Gillotts Headteacher, Catharine Darnton said afterwards, “I was so impressed by the quality of the performance by the students – both singing and acting. We are really grateful to have been offered the opportunity to take part in such an inspiring remembrance event.”
Rupert House School Remembrance Service
Rupert House School came together for their annual Remembrance service on Friday with St Mary’s Church Rector, Reverend Jeremy Tayler leading the service. Mike Willoughby from the Lest We Forget project was an invited special guest.
Four girls from Year 6 gave readings about remembrance and teacher Mrs Poulter read On Flanders Fields poem before the last post was played by Andy Congdon and a minute’s silence observed.
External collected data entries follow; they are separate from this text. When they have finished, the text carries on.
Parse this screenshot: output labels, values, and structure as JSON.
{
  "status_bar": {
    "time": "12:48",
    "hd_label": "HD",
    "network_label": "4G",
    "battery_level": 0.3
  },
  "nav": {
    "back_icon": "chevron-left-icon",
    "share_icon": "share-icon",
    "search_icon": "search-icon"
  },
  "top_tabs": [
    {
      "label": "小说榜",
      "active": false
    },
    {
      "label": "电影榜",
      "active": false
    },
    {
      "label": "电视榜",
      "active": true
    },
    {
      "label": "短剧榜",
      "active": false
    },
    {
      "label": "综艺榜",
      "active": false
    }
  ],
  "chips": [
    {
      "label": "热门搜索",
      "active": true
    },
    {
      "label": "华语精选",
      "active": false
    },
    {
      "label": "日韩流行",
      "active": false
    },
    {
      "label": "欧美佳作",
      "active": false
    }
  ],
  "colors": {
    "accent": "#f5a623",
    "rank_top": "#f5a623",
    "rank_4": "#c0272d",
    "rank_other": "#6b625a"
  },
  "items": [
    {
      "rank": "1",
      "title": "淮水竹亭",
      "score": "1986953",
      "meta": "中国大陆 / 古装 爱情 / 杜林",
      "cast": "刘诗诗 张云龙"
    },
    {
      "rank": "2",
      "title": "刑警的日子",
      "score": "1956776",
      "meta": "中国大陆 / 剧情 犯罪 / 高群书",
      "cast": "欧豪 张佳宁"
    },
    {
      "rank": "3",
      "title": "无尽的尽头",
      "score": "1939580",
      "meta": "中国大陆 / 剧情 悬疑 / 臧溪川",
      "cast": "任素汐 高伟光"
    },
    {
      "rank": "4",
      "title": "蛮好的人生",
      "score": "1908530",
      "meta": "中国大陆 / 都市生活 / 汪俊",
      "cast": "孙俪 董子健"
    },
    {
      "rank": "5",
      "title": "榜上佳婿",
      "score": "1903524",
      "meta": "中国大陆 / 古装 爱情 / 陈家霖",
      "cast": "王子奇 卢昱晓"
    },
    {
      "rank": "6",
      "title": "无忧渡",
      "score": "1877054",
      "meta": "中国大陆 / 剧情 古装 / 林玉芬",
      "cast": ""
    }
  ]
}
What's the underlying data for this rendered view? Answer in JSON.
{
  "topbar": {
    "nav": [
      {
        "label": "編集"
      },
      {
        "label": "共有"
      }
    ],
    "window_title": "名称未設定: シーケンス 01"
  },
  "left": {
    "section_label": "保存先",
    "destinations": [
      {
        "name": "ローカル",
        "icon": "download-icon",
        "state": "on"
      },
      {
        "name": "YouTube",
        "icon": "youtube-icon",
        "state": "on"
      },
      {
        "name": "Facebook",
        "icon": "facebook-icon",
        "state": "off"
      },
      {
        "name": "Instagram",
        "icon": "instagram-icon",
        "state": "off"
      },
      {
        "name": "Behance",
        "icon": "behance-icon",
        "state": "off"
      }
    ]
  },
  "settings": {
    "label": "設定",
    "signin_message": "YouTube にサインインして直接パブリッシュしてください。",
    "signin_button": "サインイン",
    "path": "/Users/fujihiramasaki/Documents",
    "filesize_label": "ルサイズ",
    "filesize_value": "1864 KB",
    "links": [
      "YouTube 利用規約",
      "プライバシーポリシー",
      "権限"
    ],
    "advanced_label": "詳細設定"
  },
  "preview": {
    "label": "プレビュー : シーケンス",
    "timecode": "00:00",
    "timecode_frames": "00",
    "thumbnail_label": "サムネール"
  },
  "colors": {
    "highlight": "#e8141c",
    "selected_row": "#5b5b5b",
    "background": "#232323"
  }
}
After the service, Head Girl Bea Wingfield-Digby was joined by Reception child, Owen Smith to lay a poppy wreath on the school urn. Pupils from Years 2 and above then planted wooden crosses beneath the urn, creating a beautiful memorial display. Every cross bore a message from the students to one of Henley’s lost soldiers. Using Mike Willoughby’s book “Bringing Them Home”, the children researched a Henley serviceman who did not return from WWI, writing their own commemorative messages on each cross.
Headteacher, Mrs Claire Lynas afterwards said, “We held a dignified and respectful ceremony, this morning, to remember all those who have sacrificed their lives for their country in war. This year’s ceremony was particularly poignant, being the centenary of the Armistice. Our Year 6 readers performed beautifully and it was particularly moving to hear our trumpeter, Andy Congdon, play ‘The Last Post’ and ‘Reveille’ in the open air. The pupils, even our tiny Nursery children, behaved immaculately and we planted individual poppies in our border in memory of some of the men of Henley who died. I am very grateful to Father Jeremy and to Mike Willoughby who came to support us.”
Children’s Poppies Added to Northfield End Green Commemoration Tree
Dave Eggleton showed his personal support for the Northfield End Green tree planting commemoration for the Armistice Centenary by securing 30 of the upcycled poppies made by the children at Valley Road School, putting them in place around the tree in time for Remembrance Sunday.
The children have very cleverly made the poppies out of the bottom of recycled plastic water & drinks bottles. Helen Gaynor, who has spearheaded the Tree planting initiative at Northfield Green said “it was a lovely gesture and a brilliant idea” and one she said she would look at building on for next year. She said she was very grateful to Dave for his thoughtfulness and support.”